O cenário é de um despertar, com a chegada dos protagonistas e a efervescência de emoções. A propriedade está mergulhada em dívidas, e o comerciante Lopakhin, que ascendeu socialmente, aguarda ansiosamente a chegada de Lyubov para apresentar uma solução drástica para a situação financeira da família. Ele propõe cortar o famoso e belo jardim de cerejeiras, que remete a um passado glorioso, e loteá-lo para construir casas de veraneio, gerando renda. No entanto, a ideia é recebida com horror pela família, que vê o jardim como um símbolo de sua história e identidade.
O primeiro ato estabelece a atmosfera de nostalgia, a gravidade da situação financeira e a incapacidade dos Ranevskaya e Gayev de aceitar a realidade da mudança e de tomar decisões práticas para salvar o que lhes resta. Eles estão presos a memórias do passado, incapazes de ver o futuro.
| Personagem | Características | Personalidade |
|---|---|---|
| Lyubov Andreyevna Ranevskaya | Proprietária da propriedade. Elegante, impulsiva, generosa, mas irresponsável financeiramente. | Vive de memórias e na negação da realidade. É afetuosa, mas emocionalmente volátil e incapaz de tomar decisões práticas. Sua generosidade é muitas vezes um disfarce para sua própria autoindulgência e incapacidade de gerenciar dinheiro ou responsabilidades. |
| Anya | Filha de Lyubov, 17 anos. Retorna de Paris com a mãe. | Jovem, idealista e esperançosa. Embora triste com a situação, mostra-se mais aberta a mudanças e à ideia de um futuro diferente, influenciada por Trofimov. É inocente e ama a mãe profundamente. |
| Varya | Filha adotiva de Lyubov, 24 anos. Administra a propriedade. | Prática, trabalhadora, séria e responsável. Está apaixonada por Lopakhin, mas é orgulhosa demais para iniciar algo. Preocupa-se incessantemente com o futuro da propriedade e as dívidas, mas é incapaz de influenciar Lyubov e Gayev. Sofre em silêncio. |
| Leonid Andreyevich Gayev | Irmão de Lyubov. Ama bilhar e discursos floridos. | Culto, mas inútil. Representa a velha aristocracia decadente, preso ao passado e incapaz de agir. Suas falas são cheias de retórica vazia e sentimentalismo. Evita a realidade e se distrai com trivialidades. |
| Yermolai Alexeyevich Lopakhin | Comerciante, filho de servos que trabalharam para a família.

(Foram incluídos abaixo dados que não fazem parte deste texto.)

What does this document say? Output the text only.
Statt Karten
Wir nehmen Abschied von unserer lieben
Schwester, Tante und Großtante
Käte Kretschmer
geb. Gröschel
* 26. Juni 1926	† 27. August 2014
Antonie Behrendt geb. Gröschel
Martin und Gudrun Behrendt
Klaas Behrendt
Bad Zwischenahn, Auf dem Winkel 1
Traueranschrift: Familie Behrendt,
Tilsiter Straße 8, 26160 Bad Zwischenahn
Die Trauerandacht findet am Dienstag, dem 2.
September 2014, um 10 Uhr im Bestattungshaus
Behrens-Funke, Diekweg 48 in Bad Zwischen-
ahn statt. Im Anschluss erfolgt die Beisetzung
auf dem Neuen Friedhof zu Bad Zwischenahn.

Rico e bem-sucedido. | Pragmático, trabalhador, mas com um certo complexo de inferioridade por suas origens. Sente um carinho genuíno por Lyubov, mas é impaciente com a inação da família. Representa a nova burguesia russa, ansiosa por progresso e riqueza. |
| Pyotr Sergeevich Trofimov | Estudante, ex-tutor do filho falecido de Lyubov. Conhecido como "o eterno estudante". | Idealista, intelectual e crítico social. Acredita no futuro da Rússia e na necessidade de trabalho e progresso. É um tanto pedante, mas sincero em seus ideais. Vê a inutilidade da classe dominante e prega a libertação do povo. |
| Boris Borisovich Simeonov-Pishchik | Vizinho, proprietário de terras, constantemente em apuros financeiros. | Figura cômica, sempre pedindo empréstimos. É um homem de boa índole, mas financeiramente irresponsável e ingênuo. |
| Semyon Panteleyevich Yepikhodov | Contador da propriedade. | Azarado, desajeitado e pessimista. Conhecido como "22 calamidades" por sua constante propensão a acidentes e desventuras. Toca bandolim e tenta sem sucesso se declarar para Dunyasha. |
| Dunyasha | Criada da propriedade. | Vã, um tanto afetada, sonha com um casamento com Yasha, o lacaio, e com uma vida mais sofisticada. |
| Firs | Velho lacaio, 87 anos. | Leal, dedicado e nostálgico. Representa a velha ordem e a lealdade incondicional ao senhorio. Vê com tristeza a decadência da família e o fim de um modo de vida. É um pouco senil, mas sábio. |
| Yasha | Jovem lacaio que viajou com Lyubov a Paris. | Arrogante, cínico e superficial. Despreza suas origens rurais e sonha em viver na cidade grande (Paris). Maltrata Firs e se aproveita de Dunyasha. |
| Charlotta Ivanovna | Governanta, enigmática e melancólica. | Solitária, com uma origem misteriosa e um talento para truques de mágica. Sente-se deslocada no mundo, mas encontra conforto em seu trabalho e suas habilidades. Expressa uma profunda sensação de isolamento. |
Seção 2
O segundo ato se passa ao ar livre, perto de uma velha capela em ruínas, com vista para o jardim de cerejeiras e o rio. É um dia quente de verão. A atmosfera é de contemplação e melancolia, pontuada por conversas filosóficas e discussões sobre o futuro incerto.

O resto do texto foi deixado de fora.